Sage Weil [Thu, 28 May 2009 04:43:41 +0000 (21:43 -0700)]
osd: move object_info_t, exists, size into ObjectState
The main goal is to capture everything needed by the op context
(the object_info_t, exists, size) in something that doesn't include all
of ObjectContext (such as teh current access mode, num writers, and other
things that only the primary needs) so that the sub_op_modify setup is
as simple as possible.
This kills the annoying exists, size args in all the helpers.
Sage Weil [Wed, 27 May 2009 19:06:38 +0000 (12:06 -0700)]
initscript: remove notreelog by default
This screws us if we put the journal file on the same btrfs volume. Not
that it works that well anyway, but it works even worse this way.

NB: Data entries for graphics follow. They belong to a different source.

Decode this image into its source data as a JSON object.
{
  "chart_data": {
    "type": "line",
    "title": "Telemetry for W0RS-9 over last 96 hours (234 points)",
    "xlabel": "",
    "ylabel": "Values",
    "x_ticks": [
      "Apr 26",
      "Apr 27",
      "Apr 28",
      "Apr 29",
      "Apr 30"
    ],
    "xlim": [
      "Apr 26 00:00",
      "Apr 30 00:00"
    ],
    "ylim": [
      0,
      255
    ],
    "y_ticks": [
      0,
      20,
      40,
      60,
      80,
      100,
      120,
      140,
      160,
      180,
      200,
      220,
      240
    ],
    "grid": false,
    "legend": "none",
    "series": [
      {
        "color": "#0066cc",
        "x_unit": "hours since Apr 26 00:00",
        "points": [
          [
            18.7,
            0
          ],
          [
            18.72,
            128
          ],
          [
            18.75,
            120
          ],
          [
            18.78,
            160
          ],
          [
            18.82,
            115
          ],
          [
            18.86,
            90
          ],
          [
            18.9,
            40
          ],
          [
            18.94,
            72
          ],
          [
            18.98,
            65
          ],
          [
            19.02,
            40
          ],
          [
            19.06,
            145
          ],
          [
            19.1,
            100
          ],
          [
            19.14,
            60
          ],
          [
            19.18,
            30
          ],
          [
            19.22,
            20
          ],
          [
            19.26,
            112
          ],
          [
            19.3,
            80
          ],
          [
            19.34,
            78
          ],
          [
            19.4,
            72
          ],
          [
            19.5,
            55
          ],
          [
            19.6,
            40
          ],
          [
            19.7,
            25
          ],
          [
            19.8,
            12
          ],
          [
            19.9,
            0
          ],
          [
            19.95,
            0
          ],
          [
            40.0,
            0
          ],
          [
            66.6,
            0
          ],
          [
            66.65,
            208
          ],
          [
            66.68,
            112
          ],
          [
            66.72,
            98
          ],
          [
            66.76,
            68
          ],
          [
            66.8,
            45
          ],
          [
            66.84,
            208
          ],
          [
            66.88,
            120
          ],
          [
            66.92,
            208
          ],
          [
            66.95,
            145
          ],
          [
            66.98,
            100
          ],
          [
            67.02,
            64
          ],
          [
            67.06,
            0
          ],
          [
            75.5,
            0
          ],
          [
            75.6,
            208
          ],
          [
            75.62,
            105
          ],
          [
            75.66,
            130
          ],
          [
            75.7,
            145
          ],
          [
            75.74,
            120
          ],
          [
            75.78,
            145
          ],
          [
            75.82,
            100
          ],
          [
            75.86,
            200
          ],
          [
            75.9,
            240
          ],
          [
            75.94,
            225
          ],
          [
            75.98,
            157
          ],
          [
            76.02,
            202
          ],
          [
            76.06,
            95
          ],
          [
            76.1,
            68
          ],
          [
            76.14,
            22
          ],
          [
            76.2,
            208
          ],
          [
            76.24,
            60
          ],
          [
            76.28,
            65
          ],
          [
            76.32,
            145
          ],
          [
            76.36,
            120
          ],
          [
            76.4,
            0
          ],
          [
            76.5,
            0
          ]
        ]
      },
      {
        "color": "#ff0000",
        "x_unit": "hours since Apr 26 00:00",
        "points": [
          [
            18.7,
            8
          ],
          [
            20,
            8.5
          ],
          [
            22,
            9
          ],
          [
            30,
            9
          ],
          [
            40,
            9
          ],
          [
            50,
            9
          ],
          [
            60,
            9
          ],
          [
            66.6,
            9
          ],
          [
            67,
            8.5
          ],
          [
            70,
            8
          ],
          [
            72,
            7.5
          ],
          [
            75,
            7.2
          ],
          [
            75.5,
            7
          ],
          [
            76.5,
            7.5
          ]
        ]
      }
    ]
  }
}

And
since FileStore never calls fsync(), it's fine.
Sage Weil [Tue, 26 May 2009 23:09:34 +0000 (16:09 -0700)]
kclient: avoid d_time reuse s.t. leases and dir rdcache can coexist
We want to be able to remember a lease even when we are issued
RDCACHE on the entire dir. (Otherwise, we fail to release the
dentry when doing an op, and have to wait for the revoke round
trip.)
So avoid reusing d_time for the rdcache_gen. Unconditionally set
it in update_dentry_lease.
Also, force inclusion of a no-op inode update if we need to include
the dentry lease release, even when the dir caps aren't changing.

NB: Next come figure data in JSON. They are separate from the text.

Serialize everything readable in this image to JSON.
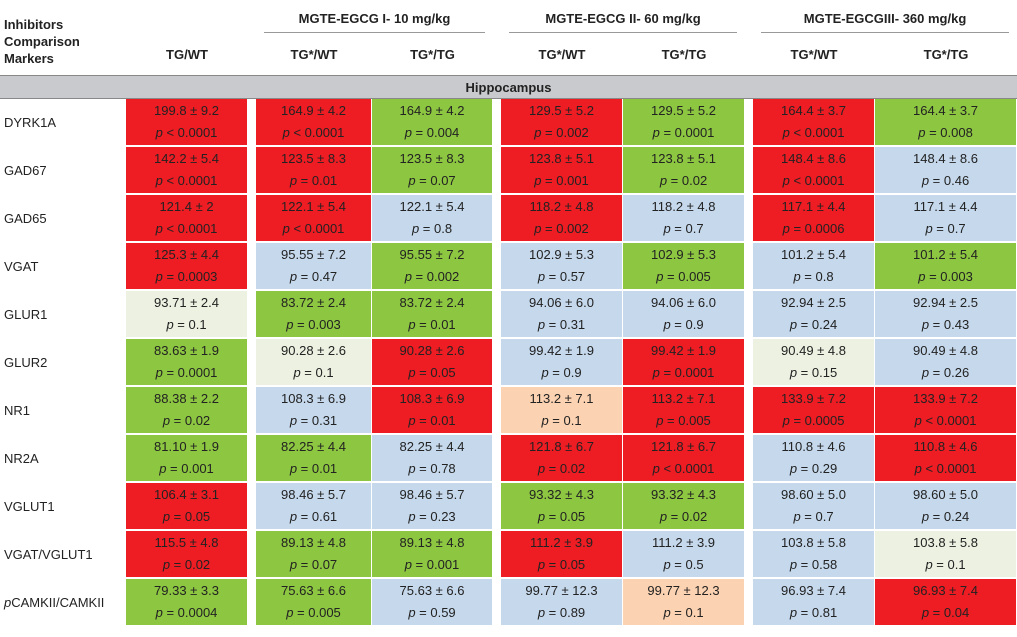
{
  "header": {
    "corner": [
      "Inhibitors",
      "Comparison",
      "Markers"
    ],
    "group1": "MGTE-EGCG I- 10 mg/kg",
    "group2": "MGTE-EGCG II- 60 mg/kg",
    "group3": "MGTE-EGCGIII- 360 mg/kg",
    "col_tgwt": "TG/WT",
    "col_tgs_wt": "TG*/WT",
    "col_tgs_tg": "TG*/TG"
  },
  "section": "Hippocampus",
  "colors": {
    "red": "#ee1c23",
    "green": "#8dc641",
    "blue": "#c5d8ec",
    "cream": "#ecf1e1",
    "peach": "#fcd3b2"
  },
  "rows": [
    {
      "marker": "DYRK1A",
      "cells": [
        {
          "v": "199.8 ± 9.2",
          "p": "< 0.0001",
          "c": "red"
        },
        {
          "v": "164.9 ± 4.2",
          "p": "< 0.0001",
          "c": "red"
        },
        {
          "v": "164.9 ± 4.2",
          "p": "= 0.004",
          "c": "green"
        },
        {
          "v": "129.5 ± 5.2",
          "p": "= 0.002",
          "c": "red"
        },
        {
          "v": "129.5 ± 5.2",
          "p": "= 0.0001",
          "c": "green"
        },
        {
          "v": "164.4 ± 3.7",
          "p": "< 0.0001",
          "c": "red"
        },
        {
          "v": "164.4 ± 3.7",
          "p": "= 0.008",
          "c": "green"
        }
      ]
    },
    {
      "marker": "GAD67",
      "cells": [
        {
          "v": "142.2 ± 5.4",
          "p": "< 0.0001",
          "c": "red"
        },
        {
          "v": "123.5 ± 8.3",
          "p": "= 0.01",
          "c": "red"
        },
        {
          "v": "123.5 ± 8.3",
          "p": "= 0.07",
          "c": "green"
        },
        {
          "v": "123.8 ± 5.1",
          "p": "= 0.001",
          "c": "red"
        },
        {
          "v": "123.8 ± 5.1",
          "p": "= 0.02",
          "c": "green"
        },
        {
          "v": "148.4 ± 8.6",
          "p": "< 0.0001",
          "c": "red"
        },
        {
          "v": "148.4 ± 8.6",
          "p": "= 0.46",
          "c": "blue"
        }
      ]
    },
    {
      "marker": "GAD65",
      "cells": [
        {
          "v": "121.4 ± 2",
          "p": "< 0.0001",
          "c": "red"
        },
        {
          "v": "122.1 ± 5.4",
          "p": "< 0.0001",
          "c": "red"
        },
        {
          "v": "122.1 ± 5.4",
          "p": "= 0.8",
          "c": "blue"
        },
        {
          "v": "118.2 ± 4.8",
          "p": "= 0.002",
          "c": "red"
        },
        {
          "v": "118.2 ± 4.8",
          "p": "= 0.7",
          "c": "blue"
        },
        {
          "v": "117.1 ± 4.4",
          "p": "= 0.0006",
          "c": "red"
        },
        {
          "v": "117.1 ± 4.4",
          "p": "= 0.7",
          "c": "blue"
        }
      ]
    },
    {
      "marker": "VGAT",
      "cells": [
        {
          "v": "125.3 ± 4.4",
          "p": "= 0.0003",
          "c": "red"
        },
        {
          "v": "95.55 ± 7.2",
          "p": "= 0.47",
          "c": "blue"
        },
        {
          "v": "95.55 ± 7.2",
          "p": "= 0.002",
          "c": "green"
        },
        {
          "v": "102.9 ± 5.3",
          "p": "= 0.57",
          "c": "blue"
        },
        {
          "v": "102.9 ± 5.3",
          "p": "= 0.005",
          "c": "green"
        },
        {
          "v": "101.2 ± 5.4",
          "p": "= 0.8",
          "c": "blue"
        },
        {
          "v": "101.2 ± 5.4",
          "p": "= 0.003",
          "c": "green"
        }
      ]
    },
    {
      "marker": "GLUR1",
      "cells": [
        {
          "v": "93.71 ± 2.4",
          "p": "= 0.1",
          "c": "cream"
        },
        {
          "v": "83.72 ± 2.4",
          "p": "= 0.003",
          "c": "green"
        },
        {
          "v": "83.72 ± 2.4",
          "p": "= 0.01",
          "c": "green"
        },
        {
          "v": "94.06 ± 6.0",
          "p": "= 0.31",
          "c": "blue"
        },
        {
          "v": "94.06 ± 6.0",
          "p": "= 0.9",
          "c": "blue"
        },
        {
          "v": "92.94 ± 2.5",
          "p": "= 0.24",
          "c": "blue"
        },
        {
          "v": "92.94 ± 2.5",
          "p": "= 0.43",
          "c": "blue"
        }
      ]
    },
    {
      "marker": "GLUR2",
      "cells": [
        {
          "v": "83.63 ± 1.9",
          "p": "= 0.0001",
          "c": "green"
        },
        {
          "v": "90.28 ± 2.6",
          "p": "= 0.1",
          "c": "cream"
        },
        {
          "v": "90.28 ± 2.6",
          "p": "= 0.05",
          "c": "red"
        },
        {
          "v": "99.42 ± 1.9",
          "p": "= 0.9",
          "c": "blue"
        },
        {
          "v": "99.42 ± 1.9",
          "p": "= 0.0001",
          "c": "red"
        },
        {
          "v": "90.49 ± 4.8",
          "p": "= 0.15",
          "c": "cream"
        },
        {
          "v": "90.49 ± 4.8",
          "p": "= 0.26",
          "c": "blue"
        }
      ]
    },
    {
      "marker": "NR1",
      "cells": [
        {
          "v": "88.38 ± 2.2",
          "p": "= 0.02",
          "c": "green"
        },
        {
          "v": "108.3 ± 6.9",
          "p": "= 0.31",
          "c": "blue"
        },
        {
          "v": "108.3 ± 6.9",
          "p": "= 0.01",
          "c": "red"
        },
        {
          "v": "113.2 ± 7.1",
          "p": "= 0.1",
          "c": "peach"
        },
        {
          "v": "113.2 ± 7.1",
          "p": "= 0.005",
          "c": "red"
        },
        {
          "v": "133.9 ± 7.2",
          "p": "= 0.0005",
          "c": "red"
        },
        {
          "v": "133.9 ± 7.2",
          "p": "< 0.0001",
          "c": "red"
        }
      ]
    },
    {
      "marker": "NR2A",
      "cells": [
        {
          "v": "81.10 ± 1.9",
          "p": "= 0.001",
          "c": "green"
        },
        {
          "v": "82.25 ± 4.4",
          "p": "= 0.01",
          "c": "green"
        },
        {
          "v": "82.25 ± 4.4",
          "p": "= 0.78",
          "c": "blue"
        },
        {
          "v": "121.8 ± 6.7",
          "p": "= 0.02",
          "c": "red"
        },
        {
          "v": "121.8 ± 6.7",
          "p": "< 0.0001",
          "c": "red"
        },
        {
          "v": "110.8 ± 4.6",
          "p": "= 0.29",
          "c": "blue"
        },
        {
          "v": "110.8 ± 4.6",
          "p": "< 0.0001",
          "c": "red"
        }
      ]
    },
    {
      "marker": "VGLUT1",
      "cells": [
        {
          "v": "106.4 ± 3.1",
          "p": "= 0.05",
          "c": "red"
        },
        {
          "v": "98.46 ± 5.7",
          "p": "= 0.61",
          "c": "blue"
        },
        {
          "v": "98.46 ± 5.7",
          "p": "= 0.23",
          "c": "blue"
        },
        {
          "v": "93.32 ± 4.3",
          "p": "= 0.05",
          "c": "green"
        },
        {
          "v": "93.32 ± 4.3",
          "p": "= 0.02",
          "c": "green"
        },
        {
          "v": "98.60 ± 5.0",
          "p": "= 0.7",
          "c": "blue"
        },
        {
          "v": "98.60 ± 5.0",
          "p": "= 0.24",
          "c": "blue"
        }
      ]
    },
    {
      "marker": "VGAT/VGLUT1",
      "cells": [
        {
          "v": "115.5 ± 4.8",
          "p": "= 0.02",
          "c": "red"
        },
        {
          "v": "89.13 ± 4.8",
          "p": "= 0.07",
          "c": "green"
        },
        {
          "v": "89.13 ± 4.8",
          "p": "= 0.001",
          "c": "green"
        },
        {
          "v": "111.2 ± 3.9",
          "p": "= 0.05",
          "c": "red"
        },
        {
          "v": "111.2 ± 3.9",
          "p": "= 0.5",
          "c": "blue"
        },
        {
          "v": "103.8 ± 5.8",
          "p": "= 0.58",
          "c": "blue"
        },
        {
          "v": "103.8 ± 5.8",
          "p": "= 0.1",
          "c": "cream"
        }
      ]
    },
    {
      "marker": "pCAMKII/CAMKII",
      "cells": [
        {
          "v": "79.33 ± 3.3",
          "p": "= 0.0004",
          "c": "green"
        },
        {
          "v": "75.63 ± 6.6",
          "p": "= 0.005",
          "c": "green"
        },
        {
          "v": "75.63 ± 6.6",
          "p": "= 0.59",
          "c": "blue"
        },
        {
          "v": "99.77 ± 12.3",
          "p": "= 0.89",
          "c": "blue"
        },
        {
          "v": "99.77 ± 12.3",
          "p": "= 0.1",
          "c": "peach"
        },
        {
          "v": "96.93 ± 7.4",
          "p": "= 0.81",
          "c": "blue"
        },
        {
          "v": "96.93 ± 7.4",
          "p": "= 0.04",
          "c": "red"
        }
      ]
    }
  ]
}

Sage Weil [Mon, 25 May 2009 21:19:26 +0000 (14:19 -0700)]
osd: prepare clone before write op
This simplifies tracking (no need to set values aside we'll need for
clone). Instead, we just make_writeable() before any write op to ensure
the clone exists.
Sage Weil [Mon, 25 May 2009 20:18:14 +0000 (13:18 -0700)]
osd: track ObjectContext for cloned objects
This orders access to a newly cloned object. This is really only important
when you have a racing clone creation and a clone read. The read will
look at the head's context and expect the clone to be there, but we may
not have applied the write to disk yet. So, we set up an obc for the
cloned object too (with the same mode as the head).
Sage Weil [Sat, 23 May 2009 01:17:46 +0000 (18:17 -0700)]
osd: break apart write stages, transactions
We break the write preparation into three stages. First we run the ops
vector and build the op_t transaction. If it is non-empty, we build a
clone_t transaction to run before it, and a local_t that updates the osd's
PG log and metadata.
Take care to preserve old exists, size, and version values before running
the ops vector as those are clobbered but need to be send to the replica
osds.